The global oil market is close to regaining stability, Saudi Arabia’s Crown Prince Mohammed said at a meeting with President Trump at the White House ahead of bilateral talks on a number of issues.

The Crown Prince added that Saudi Arabia had reserves equal to 84 years worth of supplies. Mohammed is on a two-week visit in the United States and oil is naturally high on his agenda, what with the Aramco IPO coming next year.

With regard to this, there will hardly be any major news coming during the prince’s visit: last week Bloomberg’s Javier Blas reported that not all U.S. investors that Saudi officials approached with the Aramco pitch were interested in becoming shareholders in the world’s largest oil company by reserves.

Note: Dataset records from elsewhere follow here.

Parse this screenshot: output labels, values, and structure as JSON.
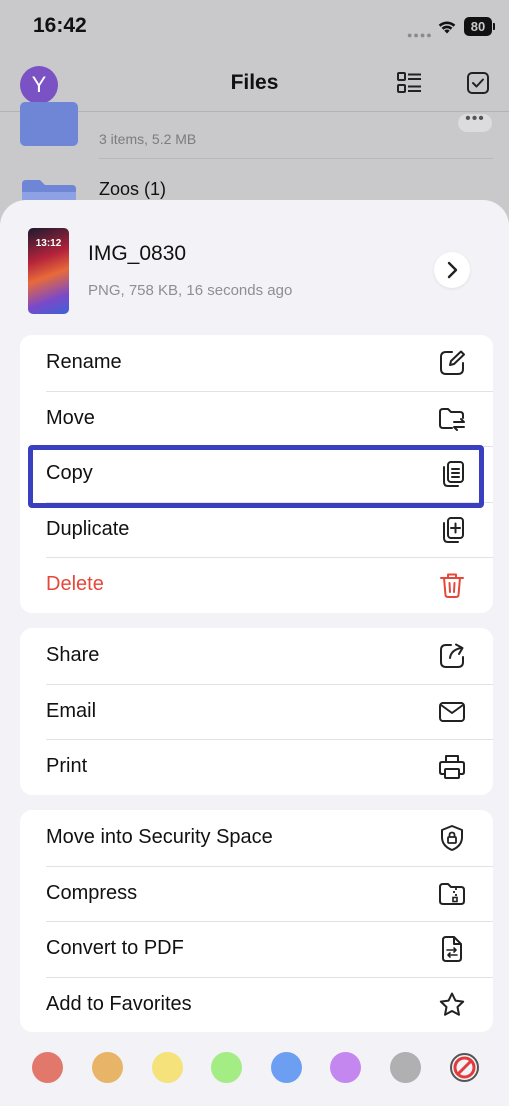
{
  "status_bar": {
    "time": "16:42",
    "battery": "80"
  },
  "nav": {
    "avatar_letter": "Y",
    "title": "Files"
  },
  "background_rows": [
    {
      "meta": "3 items, 5.2 MB"
    },
    {
      "name": "Zoos (1)"
    }
  ],
  "more_label": "•••",
  "sheet": {
    "file": {
      "thumb_time": "13:12",
      "name": "IMG_0830",
      "details": "PNG, 758 KB, 16 seconds ago"
    },
    "group1": [
      {
        "label": "Rename",
        "icon": "edit-icon"
      },
      {
        "label": "Move",
        "icon": "move-folder-icon"
      },
      {
        "label": "Copy",
        "icon": "copy-icon"
      },
      {
        "label": "Duplicate",
        "icon": "duplicate-icon"
      },
      {
        "label": "Delete",
        "icon": "trash-icon"
      }
    ],
    "group2": [
      {
        "label": "Share",
        "icon": "share-icon"
      },
      {
        "label": "Email",
        "icon": "mail-icon"
      },
      {
        "label": "Print",
        "icon": "printer-icon"
      }
    ],
    "group3": [
      {
        "label": "Move into Security Space",
        "icon": "shield-lock-icon"
      },
      {
        "label": "Compress",
        "icon": "zip-folder-icon"
      },
      {
        "label": "Convert to PDF",
        "icon": "pdf-convert-icon"
      },
      {
        "label": "Add to Favorites",
        "icon": "star-icon"
      }
    ],
    "colors": {
      "danger": "#e5483b",
      "highlight_border": "#3a3fbf",
      "tags": [
        "#e2786b",
        "#e8b467",
        "#f5e27a",
        "#a4ec84",
        "#6c9ff2",
        "#c487f0",
        "#b0b0b3"
      ],
      "no_tag": "#e23b3b"
    }
  }
}
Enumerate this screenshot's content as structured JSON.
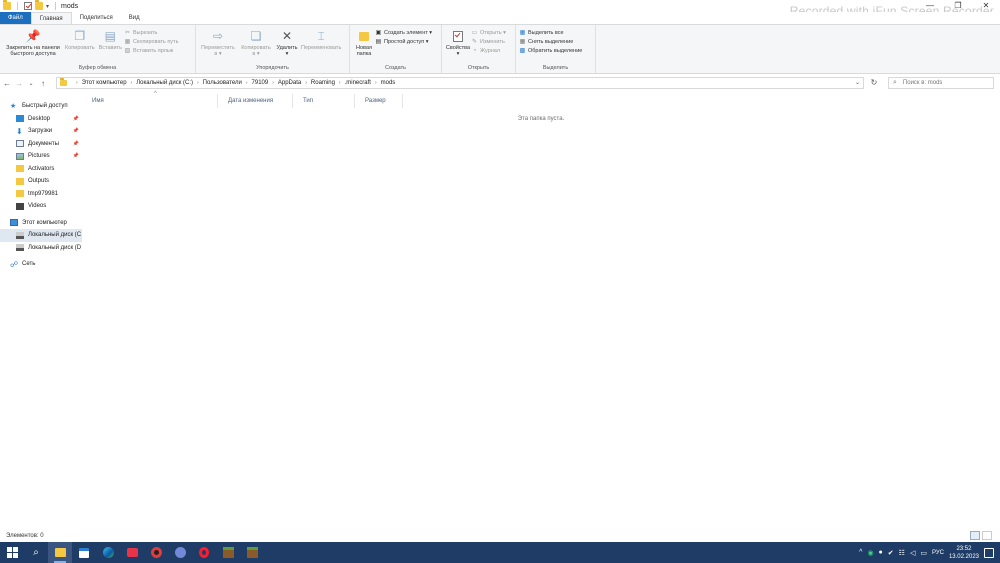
{
  "window": {
    "title": "mods",
    "watermark": "Recorded with iFun Screen Recorder",
    "controls": {
      "minimize": "—",
      "maximize": "❐",
      "close": "✕"
    }
  },
  "quick_access_toolbar": {
    "dropdown": "▾"
  },
  "tabs": [
    {
      "label": "Файл",
      "kind": "file"
    },
    {
      "label": "Главная",
      "kind": "active"
    },
    {
      "label": "Поделиться",
      "kind": "normal"
    },
    {
      "label": "Вид",
      "kind": "normal"
    }
  ],
  "ribbon": {
    "clipboard": {
      "label": "Буфер обмена",
      "pin": "Закрепить на панели быстрого доступа",
      "copy": "Копировать",
      "paste": "Вставить",
      "cut": "Вырезать",
      "copy_path": "Скопировать путь",
      "paste_shortcut": "Вставить ярлык"
    },
    "organize": {
      "label": "Упорядочить",
      "move_to": "Переместить в ▾",
      "copy_to": "Копировать в ▾",
      "delete": "Удалить ▾",
      "rename": "Переименовать"
    },
    "create": {
      "label": "Создать",
      "new_folder": "Новая папка",
      "new_item": "Создать элемент ▾",
      "easy_access": "Простой доступ ▾"
    },
    "open": {
      "label": "Открыть",
      "properties": "Свойства ▾",
      "open": "Открыть ▾",
      "edit": "Изменить",
      "history": "Журнал"
    },
    "select": {
      "label": "Выделить",
      "select_all": "Выделить все",
      "select_none": "Снять выделение",
      "invert": "Обратить выделение"
    }
  },
  "navigation": {
    "back": "←",
    "forward": "→",
    "recent": "⌄",
    "up": "↑",
    "breadcrumb": [
      "Этот компьютер",
      "Локальный диск (C:)",
      "Пользователи",
      "79109",
      "AppData",
      "Roaming",
      ".minecraft",
      "mods"
    ],
    "address_dropdown": "⌄",
    "refresh": "↻",
    "search_placeholder": "Поиск в: mods"
  },
  "nav_pane": {
    "quick_access": "Быстрый доступ",
    "items": [
      {
        "label": "Desktop",
        "icon": "desktop-icon",
        "pinned": true
      },
      {
        "label": "Загрузки",
        "icon": "downloads-icon",
        "pinned": true
      },
      {
        "label": "Документы",
        "icon": "documents-icon",
        "pinned": true
      },
      {
        "label": "Pictures",
        "icon": "pictures-icon",
        "pinned": true
      },
      {
        "label": "Activators",
        "icon": "folder-icon",
        "pinned": false
      },
      {
        "label": "Outputs",
        "icon": "folder-icon",
        "pinned": false
      },
      {
        "label": "tmp979981",
        "icon": "folder-icon",
        "pinned": false
      },
      {
        "label": "Videos",
        "icon": "videos-icon",
        "pinned": false
      }
    ],
    "this_pc": "Этот компьютер",
    "drive_c": "Локальный диск (С",
    "drive_d": "Локальный диск (D",
    "network": "Сеть",
    "pin_glyph": "📌"
  },
  "columns": [
    {
      "label": "Имя"
    },
    {
      "label": "Дата изменения"
    },
    {
      "label": "Тип"
    },
    {
      "label": "Размер"
    }
  ],
  "sort_glyph": "^",
  "empty_message": "Эта папка пуста.",
  "status": {
    "items_count": "Элементов: 0"
  },
  "taskbar": {
    "search": "⌕",
    "tray_up": "^",
    "language": "РУС",
    "time": "23:52",
    "date": "13.02.2023"
  }
}
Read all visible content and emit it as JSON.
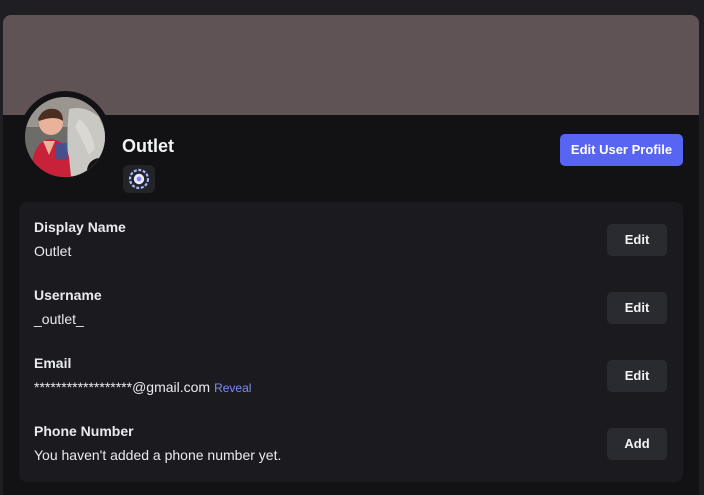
{
  "profile": {
    "name": "Outlet",
    "edit_profile_label": "Edit User Profile",
    "status": "online",
    "status_color": "#3ba55c",
    "banner_color": "#5f5356",
    "accent_color": "#5865f2"
  },
  "fields": [
    {
      "label": "Display Name",
      "value": "Outlet",
      "button": "Edit"
    },
    {
      "label": "Username",
      "value": "_outlet_",
      "button": "Edit"
    },
    {
      "label": "Email",
      "value": "******************@gmail.com",
      "link": "Reveal",
      "button": "Edit"
    },
    {
      "label": "Phone Number",
      "value": "You haven't added a phone number yet.",
      "button": "Add"
    }
  ]
}
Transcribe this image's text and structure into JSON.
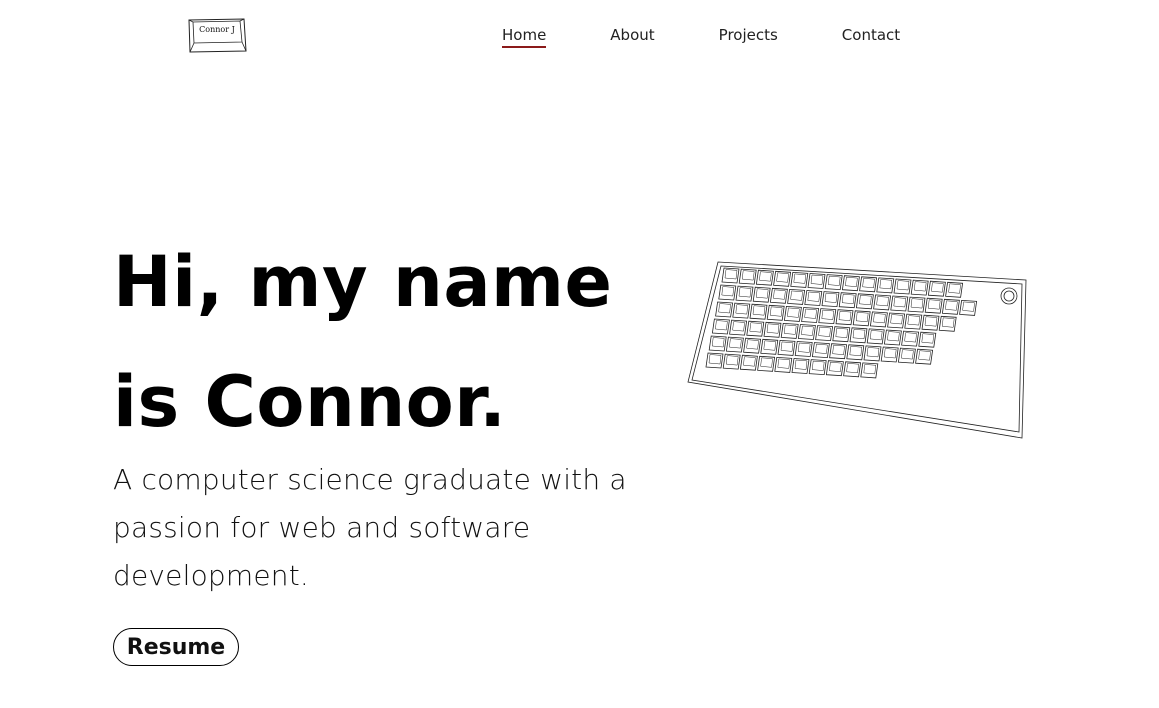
{
  "logo": {
    "text": "Connor J",
    "icon": "keycap-logo-icon"
  },
  "nav": {
    "items": [
      {
        "label": "Home",
        "active": true
      },
      {
        "label": "About",
        "active": false
      },
      {
        "label": "Projects",
        "active": false
      },
      {
        "label": "Contact",
        "active": false
      }
    ]
  },
  "hero": {
    "headline_line1": "Hi, my name",
    "headline_line2": "is Connor.",
    "subtitle": "A computer science graduate with a passion for web and software development.",
    "resume_label": "Resume",
    "illustration": "mechanical-keyboard-icon"
  },
  "colors": {
    "nav_active_underline": "#8b1a1a",
    "text": "#000000",
    "background": "#ffffff"
  }
}
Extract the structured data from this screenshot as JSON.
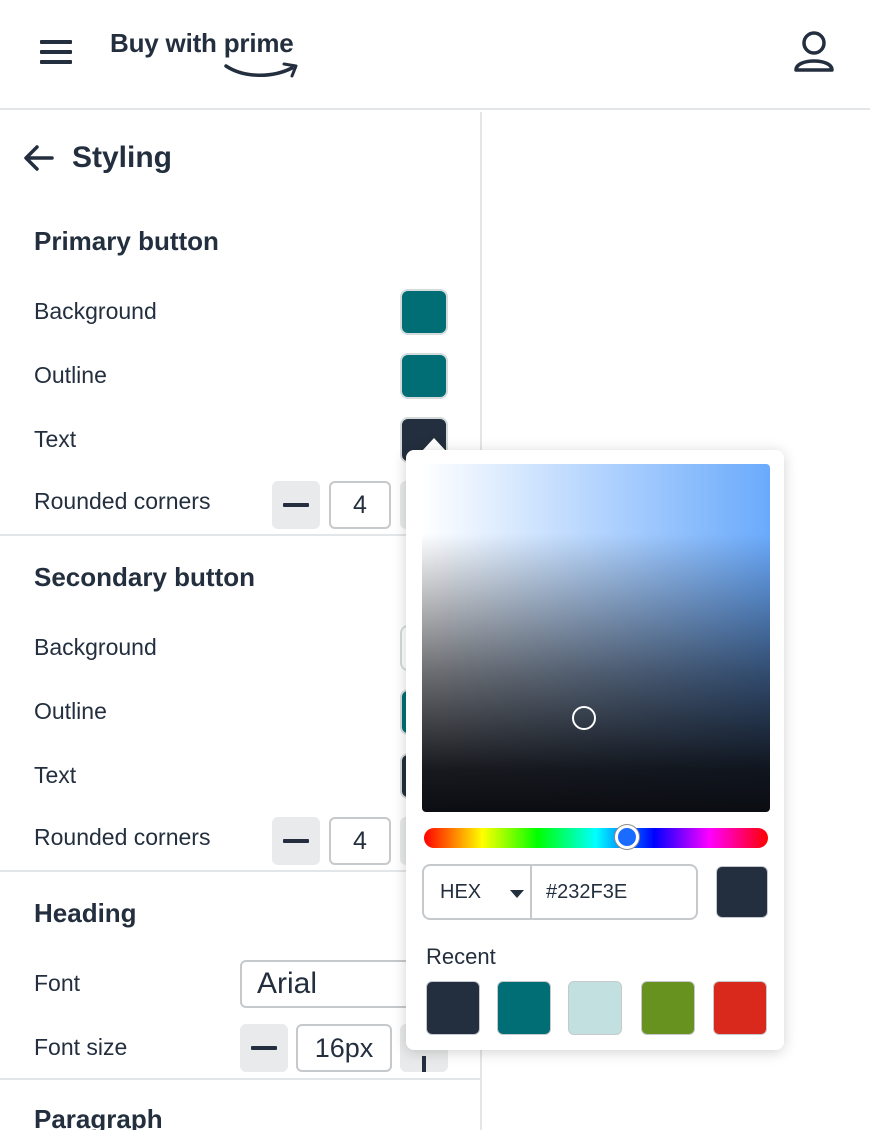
{
  "header": {
    "logo_text": "Buy with prime",
    "menu_icon": "hamburger-menu-icon",
    "user_icon": "user-account-icon"
  },
  "page": {
    "title": "Styling",
    "back_icon": "arrow-left-icon"
  },
  "primary_button": {
    "title": "Primary button",
    "background_label": "Background",
    "background_color": "#006E74",
    "outline_label": "Outline",
    "outline_color": "#006E74",
    "text_label": "Text",
    "text_color": "#232F3E",
    "corners_label": "Rounded corners",
    "corners_value": "4"
  },
  "secondary_button": {
    "title": "Secondary button",
    "background_label": "Background",
    "background_color": "#FFFFFF",
    "outline_label": "Outline",
    "outline_color": "#006E74",
    "text_label": "Text",
    "text_color": "#232F3E",
    "corners_label": "Rounded corners",
    "corners_value": "4"
  },
  "heading": {
    "title": "Heading",
    "font_label": "Font",
    "font_value": "Arial",
    "font_size_label": "Font size",
    "font_size_value": "16px"
  },
  "paragraph": {
    "title": "Paragraph"
  },
  "color_picker": {
    "format": "HEX",
    "hex_value": "#232F3E",
    "preview_color": "#232F3E",
    "recent_label": "Recent",
    "recent_colors": [
      "#232F3E",
      "#006E74",
      "#C2E0DF",
      "#67921F",
      "#D9291C"
    ]
  }
}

A couple of days later it surfaced that Aramco was giving up its plans for an international listing, at least for the time being. Until that moment, it had remained uncertain where that listing would take place, with New York, London, and Hong Kong on the short list. Prince Mohammed personally favored New York, although Energy Minister Khalid al-Falih was wary of litigation risks connected with a possible New York listing.

The Crown Prince is not alone in seeing a stable oil market: all the latest accounts of the OPEC+ production cut deal point towards much lower global supply, which was the purpose of the deal. But now there is a growing number of voices suggesting that the group might want to stick to the cuts beyond December 2018 because of the consistent growth in U.S. shale oil production.

Meanwhile, opinions are beginning to diverge on whether Saudi Arabia even needs to list Aramco. Some, like Bloomberg’s Liam Denning, estimate that Aramco needs oil at US$80 a barrel to make the IPO work as planned, giving the company a total value of US$2 trillion.

Others, however, including TankerTrackers co-founder Samir Madani and international oil economist Mamdouh G. Salameh, believe the current price level for oil benchmarks is high enough to remove the need for an IPO altogether.

Oil prices rose after the meeting in the White House began on expectations that the prospects of the United States pulling out of the Iran deal would increase after Trump talks to Mohammed.